Butte, America’s Story Episode 172 - BSB Consolidation
Welcome to Butte, America’s Story. I’m your host, Dick Gibson.
Everyone in Butte knows we have a unified city-county government, established when the two jurisdictions combined in 1977. But that wasn’t the first time a merger was attempted.
Three previous pushes to combine the city and county, in 1924, 1931, and 1963, all failed.
The basis for consolidation was mostly financial. Proponents argued that it would be a money-saver, avoiding the duplication of effort in the two government administrations, and would thereby reduce taxes. Opponents, largely members of the well-established political machine in Butte, argued that the effort was a ploy to spread Butte’s significant debts onto people outside the city limits.
The 1924 and 1931 contests were both marked by personal attacks on both sides and loud allegations of voter fraud, but the fear of dramatic increases in taxes outside the city resulted in the consolidation plan’s defeat. In 1924, a 70% voter turnout of more than 14,000 defeated the proposal by only 660 votes. The city-county divide was evident in the vote in one Butte precinct, with 374 votes for consolidation and only 87 against, but in Dublin Gulch, outside the city limits, the anti-consolidation vote was 503 against to 65 for the plan.
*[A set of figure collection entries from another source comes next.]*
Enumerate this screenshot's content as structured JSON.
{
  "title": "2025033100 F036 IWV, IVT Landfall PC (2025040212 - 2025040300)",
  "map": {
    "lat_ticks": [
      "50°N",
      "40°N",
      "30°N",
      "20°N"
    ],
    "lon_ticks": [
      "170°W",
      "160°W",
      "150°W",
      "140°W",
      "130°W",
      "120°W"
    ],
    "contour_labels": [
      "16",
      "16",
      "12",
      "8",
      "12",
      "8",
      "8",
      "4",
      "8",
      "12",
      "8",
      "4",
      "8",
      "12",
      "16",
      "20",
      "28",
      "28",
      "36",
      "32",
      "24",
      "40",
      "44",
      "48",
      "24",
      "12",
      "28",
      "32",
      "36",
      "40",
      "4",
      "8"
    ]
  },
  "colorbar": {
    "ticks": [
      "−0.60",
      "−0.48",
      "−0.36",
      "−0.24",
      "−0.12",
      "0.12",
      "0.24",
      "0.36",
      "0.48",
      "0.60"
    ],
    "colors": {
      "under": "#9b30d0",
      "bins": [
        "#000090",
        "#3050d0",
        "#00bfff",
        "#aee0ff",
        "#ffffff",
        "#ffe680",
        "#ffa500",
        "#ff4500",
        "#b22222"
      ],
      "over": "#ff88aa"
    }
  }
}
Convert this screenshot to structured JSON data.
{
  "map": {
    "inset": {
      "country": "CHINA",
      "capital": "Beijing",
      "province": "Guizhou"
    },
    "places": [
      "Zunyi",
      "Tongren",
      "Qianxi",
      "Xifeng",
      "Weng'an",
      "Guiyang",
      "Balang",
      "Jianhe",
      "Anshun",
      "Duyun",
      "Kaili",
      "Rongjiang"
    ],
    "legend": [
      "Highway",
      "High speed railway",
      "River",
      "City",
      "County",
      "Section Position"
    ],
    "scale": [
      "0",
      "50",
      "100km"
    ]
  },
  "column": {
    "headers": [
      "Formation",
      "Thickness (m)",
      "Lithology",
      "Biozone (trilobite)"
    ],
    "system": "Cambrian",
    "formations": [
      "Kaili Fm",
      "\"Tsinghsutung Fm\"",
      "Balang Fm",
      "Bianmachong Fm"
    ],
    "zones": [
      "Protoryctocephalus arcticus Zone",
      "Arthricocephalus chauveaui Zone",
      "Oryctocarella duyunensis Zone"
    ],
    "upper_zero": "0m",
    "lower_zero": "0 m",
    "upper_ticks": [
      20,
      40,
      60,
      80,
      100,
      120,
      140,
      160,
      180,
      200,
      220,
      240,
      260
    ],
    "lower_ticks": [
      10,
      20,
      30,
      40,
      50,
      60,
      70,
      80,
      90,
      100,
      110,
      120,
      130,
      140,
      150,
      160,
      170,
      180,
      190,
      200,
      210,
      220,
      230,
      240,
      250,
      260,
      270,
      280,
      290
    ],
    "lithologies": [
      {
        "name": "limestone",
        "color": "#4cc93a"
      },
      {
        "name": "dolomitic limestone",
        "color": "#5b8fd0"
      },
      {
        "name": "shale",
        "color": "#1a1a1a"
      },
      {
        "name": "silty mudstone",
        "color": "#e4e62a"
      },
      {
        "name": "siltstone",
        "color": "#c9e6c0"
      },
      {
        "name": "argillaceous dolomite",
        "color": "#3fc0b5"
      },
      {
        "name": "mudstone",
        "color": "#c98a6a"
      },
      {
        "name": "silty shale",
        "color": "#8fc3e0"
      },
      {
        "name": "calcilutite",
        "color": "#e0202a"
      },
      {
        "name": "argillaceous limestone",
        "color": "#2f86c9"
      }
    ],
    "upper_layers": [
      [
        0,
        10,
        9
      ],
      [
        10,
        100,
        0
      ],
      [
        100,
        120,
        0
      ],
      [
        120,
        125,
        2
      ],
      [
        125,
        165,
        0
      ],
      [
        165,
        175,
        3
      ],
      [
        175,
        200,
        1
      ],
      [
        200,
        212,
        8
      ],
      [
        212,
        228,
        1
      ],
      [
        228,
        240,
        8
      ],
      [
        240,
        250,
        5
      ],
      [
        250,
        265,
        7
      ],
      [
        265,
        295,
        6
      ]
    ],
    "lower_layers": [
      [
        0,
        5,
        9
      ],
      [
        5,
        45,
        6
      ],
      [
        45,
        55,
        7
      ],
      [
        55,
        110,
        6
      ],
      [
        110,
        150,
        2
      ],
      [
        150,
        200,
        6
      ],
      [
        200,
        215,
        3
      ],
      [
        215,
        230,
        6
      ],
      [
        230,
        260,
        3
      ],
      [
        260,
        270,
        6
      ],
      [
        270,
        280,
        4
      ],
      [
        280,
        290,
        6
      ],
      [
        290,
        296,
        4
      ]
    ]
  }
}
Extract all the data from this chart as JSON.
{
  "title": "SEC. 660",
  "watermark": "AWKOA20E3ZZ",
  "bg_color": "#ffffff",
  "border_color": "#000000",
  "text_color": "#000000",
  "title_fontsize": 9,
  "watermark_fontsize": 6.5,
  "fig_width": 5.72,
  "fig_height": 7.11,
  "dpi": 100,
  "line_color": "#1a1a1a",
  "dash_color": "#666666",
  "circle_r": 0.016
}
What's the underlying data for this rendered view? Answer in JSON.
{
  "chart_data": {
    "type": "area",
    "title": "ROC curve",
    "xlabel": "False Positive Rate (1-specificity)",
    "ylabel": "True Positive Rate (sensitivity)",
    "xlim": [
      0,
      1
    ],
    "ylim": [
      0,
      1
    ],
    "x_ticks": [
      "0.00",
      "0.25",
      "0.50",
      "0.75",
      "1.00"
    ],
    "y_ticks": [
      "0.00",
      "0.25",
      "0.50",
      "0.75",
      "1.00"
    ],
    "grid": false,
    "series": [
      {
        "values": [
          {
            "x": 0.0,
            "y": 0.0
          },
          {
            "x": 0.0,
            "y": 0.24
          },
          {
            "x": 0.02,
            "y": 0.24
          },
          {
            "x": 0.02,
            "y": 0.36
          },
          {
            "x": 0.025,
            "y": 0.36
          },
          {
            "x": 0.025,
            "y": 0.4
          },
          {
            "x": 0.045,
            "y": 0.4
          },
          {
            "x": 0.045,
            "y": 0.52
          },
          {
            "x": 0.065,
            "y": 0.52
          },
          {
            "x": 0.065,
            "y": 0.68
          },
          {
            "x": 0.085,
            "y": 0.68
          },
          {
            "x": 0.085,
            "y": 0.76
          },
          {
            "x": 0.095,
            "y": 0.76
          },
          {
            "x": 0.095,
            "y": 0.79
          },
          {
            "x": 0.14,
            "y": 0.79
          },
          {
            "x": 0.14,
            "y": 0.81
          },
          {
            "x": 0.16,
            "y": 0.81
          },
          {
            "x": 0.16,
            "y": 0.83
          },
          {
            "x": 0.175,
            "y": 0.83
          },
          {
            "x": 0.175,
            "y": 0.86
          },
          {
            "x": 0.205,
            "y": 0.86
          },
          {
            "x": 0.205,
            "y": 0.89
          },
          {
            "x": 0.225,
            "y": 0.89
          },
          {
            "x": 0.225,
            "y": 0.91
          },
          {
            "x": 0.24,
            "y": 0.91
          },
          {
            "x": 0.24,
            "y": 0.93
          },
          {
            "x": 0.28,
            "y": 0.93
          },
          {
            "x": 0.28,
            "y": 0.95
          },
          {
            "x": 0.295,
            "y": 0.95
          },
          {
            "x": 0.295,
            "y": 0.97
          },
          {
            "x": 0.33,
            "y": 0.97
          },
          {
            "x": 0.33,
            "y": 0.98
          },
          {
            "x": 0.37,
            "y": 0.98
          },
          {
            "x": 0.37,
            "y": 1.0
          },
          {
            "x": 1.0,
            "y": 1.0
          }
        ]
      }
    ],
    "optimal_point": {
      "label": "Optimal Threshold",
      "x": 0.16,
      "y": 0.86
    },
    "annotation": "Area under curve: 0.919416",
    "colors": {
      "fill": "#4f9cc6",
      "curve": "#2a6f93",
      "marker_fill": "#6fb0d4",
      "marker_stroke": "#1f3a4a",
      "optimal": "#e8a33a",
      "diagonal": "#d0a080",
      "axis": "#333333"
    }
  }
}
A handful of challenges to potential voters led the losing consolidationists to claim widespread suppression of votes that would have been cast by their supporters, but the loss was ultimately certified.
The very concept of consolidation had gone to the Montana Supreme Court, which ruled the idea constitutional on April 26, 1924, allowing barely more than two weeks until the election that defeated the plan.
The Anaconda and Clark mining companies, together with most Butte merchants, supported consolidation in 1924 and expressed that loudly in both the Standard and the Miner newspapers. By 1931 there was support from at least some labor organizations as well, notably the Clerks’ Union.
The 1931 contest was even more acrimonious than the 1924 battle. “FIGHT FOR HONEST ELECTION,” proclaimed the Montana Standard, with an editorial sidebar titled “Will Truth Triumph or Bunk Prevail?” “What a sordid story of deceit and imposition, of knavery and heartlessness,” the Standard alleged of the anti-consolidationists’ claim that passing the measure would eliminate widows’ pension funds and assistance for the poor – a captivating argument as the Great Depression took hold in Butte.
The 1931 proposal was soundly defeated. It passed in the city by a vote of 5543 to 5090, but the county, including areas such as Meaderville and McQueen, voted it down by 4144 to just 848 votes.
Little had changed in 1963, when a new consolidation plan suffered the worst defeat yet, with 10,359 votes against to only 6633 for. So why did Butte and Silver Bow County finally merge in 1977?
Most analysts point to the ongoing decline in Butte’s economy and the plummeting tax base as reasons that finally led to consolidation. Suzanne Leland in her overview also suggests that a strong perception of corrupt government in the late 1960s and early 1970s led to an attitude of “throw the bums out.” And an additional factor may have been the fact that for the first time, the Government Study Commission that proposed the change excluded elected officials.
In any case, the combined city and county of Butte-Silver Bow was established in 1977, with one hold-out: Walkerville voted to remain independent, its own incorporated town, not part of Butte-Silver Bow.